Le cabinet où avait lieu la conférence entre le père et le fils venait d’être arrangé avec le plus grand luxe sur les dessins de M. Leuwen lui-même. Il avait placé dans ce nouvel ameublement les trois ou quatre bonnes gravures qui avaient paru dans l’année en France et en Italie, et un admirable tableau de l’école romaine dont il venait de faire l’acquisition. La cheminée de marbre blanc contre laquelle s’appuyait Leuwen avait été sculptée à Rome dans l’atelier de Tenerani, et la glace de huit pieds de haut sur six de large, placée au-dessus, avait figuré dans l’exposition de 1834 comme absolument sans défaut. Il y avait loin de là au misérable salon dans lequel, à Nancy, Lucien promenait ses inquiétudes. En dépit de sa douleur profonde, la partie parisienne et vaniteuse de son âme était sensible à cette différence. Il n’était plus dans des pays barbares, il se trouvait de nouveau au sein de sa patrie.

— Mon ami, dit M. Leuwen père, le thermomètre monte trop vite, faites-moi le plaisir de pousser le bouton de ce ventilateur numéro 2… là… derrière la cheminée… Fort bien. Donc, je ne prétends nullement abuser de mon titre pour abréger votre liberté. Faites absolument ce qui vous conviendra.

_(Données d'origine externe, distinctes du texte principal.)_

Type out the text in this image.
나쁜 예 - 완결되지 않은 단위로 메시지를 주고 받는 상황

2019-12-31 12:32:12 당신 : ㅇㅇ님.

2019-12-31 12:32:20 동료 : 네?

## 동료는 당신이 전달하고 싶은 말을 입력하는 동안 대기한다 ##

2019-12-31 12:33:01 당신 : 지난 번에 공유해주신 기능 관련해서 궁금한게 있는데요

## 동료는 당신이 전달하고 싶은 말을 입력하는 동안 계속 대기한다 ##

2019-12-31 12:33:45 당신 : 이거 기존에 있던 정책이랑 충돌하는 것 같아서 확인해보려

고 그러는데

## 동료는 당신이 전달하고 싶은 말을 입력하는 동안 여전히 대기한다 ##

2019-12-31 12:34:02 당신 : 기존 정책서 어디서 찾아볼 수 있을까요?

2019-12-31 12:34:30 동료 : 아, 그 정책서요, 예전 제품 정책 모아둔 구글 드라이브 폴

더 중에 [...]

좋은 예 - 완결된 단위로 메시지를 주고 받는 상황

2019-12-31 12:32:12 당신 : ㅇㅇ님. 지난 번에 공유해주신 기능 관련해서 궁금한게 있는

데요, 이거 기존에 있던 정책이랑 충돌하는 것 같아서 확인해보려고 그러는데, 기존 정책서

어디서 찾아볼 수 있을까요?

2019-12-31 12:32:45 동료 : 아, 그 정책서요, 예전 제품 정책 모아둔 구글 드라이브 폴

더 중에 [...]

Leuwen, debout contre la cheminée, avait l’air sombre, agité, tragique, l’air en un mot que nous devrions trouver à un jeune premier de tragédie malheureux par l’amour. Il cherchait avec un effort pénible et visible à quitter l’air farouche du malheur pour prendre l’apparence du respect et de l’amour filial le plus sincère, sentiments très vivants dans son cœur. Mais l’horreur de sa situation depuis la dernière soirée passée à Nancy avait remplacé sa physionomie de bonne compagnie par celle d’un jeune brigand qui paraît devant ses juges.

— Votre mère prétend, continua M. Leuwen père, que vous ne voulez pas retourner à Nancy ? Ne retournez pas en province ; à Dieu ne plaise que je m’érige en tyran. Pourquoi ne feriez-vous pas des folies, et même des sottises ? Il y en a une, pourtant, mais une seule, à laquelle je ne consentirai pas, parce qu’elle a des suites : c’est le mariage ; mais vous avez la ressource des sommations respectueuses… et pour cela je ne me brouillerai pas avec vous. Nous plaiderons, mon ami, en dînant ensemble.

— Mais, mon père, répondit Lucien revenant de bien loin, il n’est nullement question de mariage.

— Eh ! bien, si vous ne songez pas au mariage, moi j’y songerai. Réfléchissez à ceci : je puis vous marier à une fille riche et pas plus sotte qu’une pauvre, et il est fort possible qu’après moi vous ne soyez pas riche. Ce peuple-ci est si fou, qu’avec une épaulette, une fortune bornée est très supportable pour l’amour-propre. Sous l’uniforme, la pauvreté n’est que la pauvreté, ce n’est pas grand-chose, il n’y a pas le mépris. Mais tu croiras ces choses-là, dit M. Leuwen en changeant de ton, quand tu les auras vues toi-même… Je dois te sembler un radoteur… Donc, brave sous-lieutenant, vous ne voulez plus de l’état militaire ?

— Puisque vous êtes si bon que de raisonner avec moi au lieu de commander, non, je ne veux plus de l’état militaire en temps de paix, c’est-à-dire passer ma soirée à jouer au billard et à m’enivrer au café, et encore avec défense de prendre sur la table de marbre mal essuyée d’autre journal que le Journal de Paris. Dès que nous sommes trois officiers à [nous] promener ensemble, un au moins peut passer pour espion dans l’esprit des deux autres. Le colonel, autrefois intrépide soldat, s’est transformé, sous la baguette du juste milieu, en sale commissaire de police.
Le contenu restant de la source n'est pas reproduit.